ClearTK / cleartk

Machine learning components for Apache UIMA
http://cleartk.github.io/cleartk/
Other
129 stars 58 forks source link

The MutualInformationTest.testMutualInformationFeatureSelection() is failed in Java 1.8.0 #415

Closed bethard closed 8 years ago

bethard commented 9 years ago

Original issue 417 created by ClearTK on 2015-03-24T17:59:52.000Z:

What steps will reproduce the problem? Update to the Java version 1.8.0 run MutualInformationTest.testMutualInformationFeatureSelection()

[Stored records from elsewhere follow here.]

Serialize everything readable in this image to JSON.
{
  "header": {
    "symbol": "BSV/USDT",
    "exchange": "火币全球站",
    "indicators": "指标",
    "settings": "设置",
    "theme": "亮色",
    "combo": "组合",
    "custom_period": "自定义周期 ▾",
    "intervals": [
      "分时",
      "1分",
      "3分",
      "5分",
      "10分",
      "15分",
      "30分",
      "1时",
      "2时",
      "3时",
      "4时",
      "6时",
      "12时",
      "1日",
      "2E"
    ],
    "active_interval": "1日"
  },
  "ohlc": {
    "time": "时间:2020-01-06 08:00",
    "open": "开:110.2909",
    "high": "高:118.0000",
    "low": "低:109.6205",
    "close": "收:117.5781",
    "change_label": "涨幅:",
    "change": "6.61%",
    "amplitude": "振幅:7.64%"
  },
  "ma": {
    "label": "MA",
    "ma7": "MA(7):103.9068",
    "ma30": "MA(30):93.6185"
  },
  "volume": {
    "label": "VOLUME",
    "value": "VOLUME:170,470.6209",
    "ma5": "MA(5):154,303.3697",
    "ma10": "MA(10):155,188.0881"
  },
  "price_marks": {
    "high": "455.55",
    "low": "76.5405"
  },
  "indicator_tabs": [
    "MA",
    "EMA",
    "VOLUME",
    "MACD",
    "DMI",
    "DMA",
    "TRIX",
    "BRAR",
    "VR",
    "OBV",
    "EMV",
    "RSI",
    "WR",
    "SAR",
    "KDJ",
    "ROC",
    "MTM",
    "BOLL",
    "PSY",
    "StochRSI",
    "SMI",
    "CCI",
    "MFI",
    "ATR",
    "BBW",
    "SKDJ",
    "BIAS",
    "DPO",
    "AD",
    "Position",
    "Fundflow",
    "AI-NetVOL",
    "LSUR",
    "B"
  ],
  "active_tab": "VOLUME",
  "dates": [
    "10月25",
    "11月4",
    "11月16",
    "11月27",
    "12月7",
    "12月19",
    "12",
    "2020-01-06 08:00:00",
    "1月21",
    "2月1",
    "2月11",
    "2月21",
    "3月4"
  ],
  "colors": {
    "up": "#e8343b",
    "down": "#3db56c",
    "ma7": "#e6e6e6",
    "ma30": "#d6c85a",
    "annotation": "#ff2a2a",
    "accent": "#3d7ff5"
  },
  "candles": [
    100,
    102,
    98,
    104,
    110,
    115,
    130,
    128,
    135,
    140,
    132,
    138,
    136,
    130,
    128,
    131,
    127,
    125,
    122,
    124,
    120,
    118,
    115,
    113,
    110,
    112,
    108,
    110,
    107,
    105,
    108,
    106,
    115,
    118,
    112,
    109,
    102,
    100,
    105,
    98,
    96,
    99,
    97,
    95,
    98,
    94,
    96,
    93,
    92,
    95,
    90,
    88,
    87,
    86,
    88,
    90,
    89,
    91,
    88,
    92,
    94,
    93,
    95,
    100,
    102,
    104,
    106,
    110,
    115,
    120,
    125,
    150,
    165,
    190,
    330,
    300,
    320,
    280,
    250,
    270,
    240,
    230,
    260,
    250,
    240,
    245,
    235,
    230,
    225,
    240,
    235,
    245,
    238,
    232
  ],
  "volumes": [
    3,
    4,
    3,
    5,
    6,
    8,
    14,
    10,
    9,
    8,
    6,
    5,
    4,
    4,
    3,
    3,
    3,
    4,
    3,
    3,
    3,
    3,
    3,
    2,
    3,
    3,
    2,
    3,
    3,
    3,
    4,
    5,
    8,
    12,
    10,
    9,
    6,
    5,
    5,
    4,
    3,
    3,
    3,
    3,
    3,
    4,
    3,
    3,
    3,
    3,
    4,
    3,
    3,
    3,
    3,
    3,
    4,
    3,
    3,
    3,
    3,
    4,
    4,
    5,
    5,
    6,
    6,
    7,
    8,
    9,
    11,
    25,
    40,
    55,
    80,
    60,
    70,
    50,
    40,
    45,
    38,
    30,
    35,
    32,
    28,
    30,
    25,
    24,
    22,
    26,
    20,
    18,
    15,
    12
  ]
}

What is the expected output? Test passes

What do you see instead?

What version of the product are you using? On what operating system? ClearTK 2.0.1 java version "1.8.0_40" OS X Yosemite

Comment: In the above test, the order of 'Bag_Covered:pig' and 'Bag_Covered:wolf' is changed between two version of java. The information of both cases are the same.

bethard commented 9 years ago

Comment #1 originally posted by ClearTK on 2015-03-24T18:26:26.000Z:

Fixes the issue 417.

The problem is because of HashBasedTable used in MutualInformationStats. This causes the order of featureNames in MutualInformationFeatureSelectionExtractor.train() becomes arbitarary. To fix this, I added TreeSet(featureNames) to always have the same ordering.

leebecker commented 8 years ago

Closing this issue. Fix uses a TreeBasedTable instead of a HashBasedTable.